Cyber claims today are less about hackers “breaking in” and more about deception. Social engineering, invoice manipulation, and fraudulent wiring instructions are designed to convince people to voluntarily send money, making recovery even more difficult.
Why Cyber Insurance Matters
Many ag businesses believe they are covered because their package policy includes some form of cyber coverage. Unfortunately, those coverages are often limited and do not address the most common cyber losses seen in agriculture today.

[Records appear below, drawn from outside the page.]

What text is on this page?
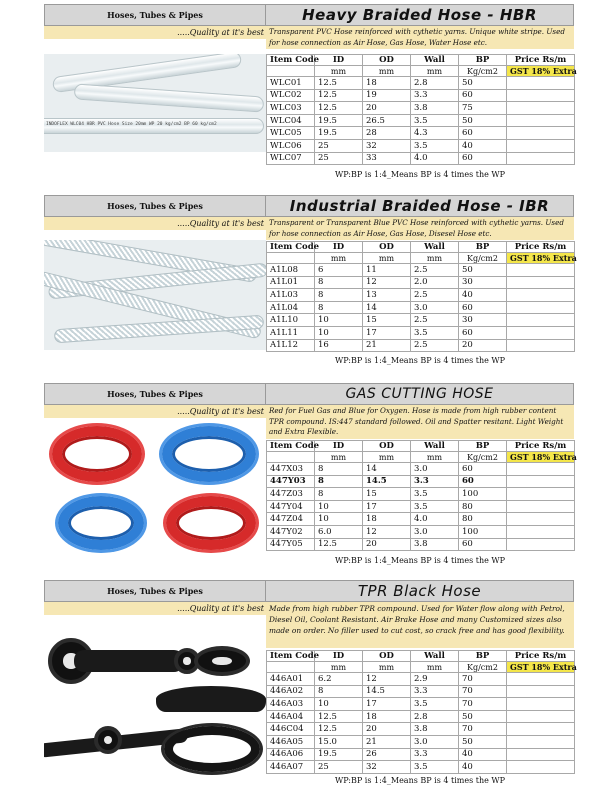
Hoses, Tubes & Pipes	Heavy Braided Hose - HBR
.....Quality at it's best Transparent PVC Hose reinforced with cythetic yarns. Unique white stripe. Used for hose connection as Air Hose, Gas Hose, Water Hose etc.
INDOFLEX WLC04 HBR PVC Hose Size 20mm WP 20 kg/cm2 BP 60 kg/cm2
Item Code	ID	OD	Wall	BP	Price Rs/m
	mm	mm	mm	Kg/cm2	GST 18% Extra
WLC01	12.5	18	2.8	50	
WLC02	12.5	19	3.3	60	
WLC03	12.5	20	3.8	75	
WLC04	19.5	26.5	3.5	50	
WLC05	19.5	28	4.3	60	
WLC06	25	32	3.5	40	
WLC07	25	33	4.0	60	
WP:BP is 1:4_Means BP is 4 times the WP
Hoses, Tubes & Pipes	Industrial Braided Hose - IBR
.....Quality at it's best Transparent or Transparent Blue PVC Hose reinforced with cythetic yarns. Used for hose connection as Air Hose, Gas Hose, Disesel Hose etc.
Item Code	ID	OD	Wall	BP	Price Rs/m
	mm	mm	mm	Kg/cm2	GST 18% Extra
A1L08	6	11	2.5	50	
A1L01	8	12	2.0	30	
A1L03	8	13	2.5	40	
A1L04	8	14	3.0	60	
A1L10	10	15	2.5	30	
A1L11	10	17	3.5	60	
A1L12	16	21	2.5	20	
WP:BP is 1:4_Means BP is 4 times the WP
Hoses, Tubes & Pipes	GAS CUTTING HOSE
.....Quality at it's best Red for Fuel Gas and Blue for Oxygen. Hose is made from high rubber content TPR compound. IS:447 standard followed. Oil and Spatter resitant. Light Weight and Extra Flexible.
Item Code	ID	OD	Wall	BP	Price Rs/m
	mm	mm	mm	Kg/cm2	GST 18% Extra
447X03	8	14	3.0	60	
447Y03	8	14.5	3.3	60	
447Z03	8	15	3.5	100	
447Y04	10	17	3.5	80	
447Z04	10	18	4.0	80	
447Y02	6.0	12	3.0	100	
447Y05	12.5	20	3.8	60	
WP:BP is 1:4_Means BP is 4 times the WP
Hoses, Tubes & Pipes	TPR Black Hose
.....Quality at it's best Made from high rubber TPR compound. Used for Water flow along with Petrol, Diesel Oil, Coolant Resistant. Air Brake Hose and many Customized sizes also made on order. No filler used to cut cost, so crack free and has good flexibility.
Item Code	ID	OD	Wall	BP	Price Rs/m
	mm	mm	mm	Kg/cm2	GST 18% Extra
446A01	6.2	12	2.9	70	
446A02	8	14.5	3.3	70	
446A03	10	17	3.5	70	
446A04	12.5	18	2.8	50	
446C04	12.5	20	3.8	70	
446A05	15.0	21	3.0	50	
446A06	19.5	26	3.3	40	
446A07	25	32	3.5	40	
WP:BP is 1:4_Means BP is 4 times the WP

Critical protections, such as coverage for social engineering, invoice manipulation, funds transfer fraud, and client funds which are frequently excluded or sub‑limited unless specifically added. Without the right cyber policy in place, a business may discover too late that a six‑figure loss is not covered.
Cyber insurance is not just about paying a claim. It often provides access to specialists who help investigate the incident, manage communications, and minimize long‑term damage.
A Strategic Investment in Your Operation
Think of cyber insurance the same way you think about insuring your livestock against disease or your equipment against physical damage. It is a strategic part of a comprehensive risk management plan.
In today’s ag industry, data and digital systems are just as critical as physical assets. Protecting them is no longer optional. Whether you operate a family ranch or manage a large feedyard, cyber coverage helps ensure your business can withstand modern threats and continue serving customers with confidence.
Cyber risk may be invisible, but the losses are not.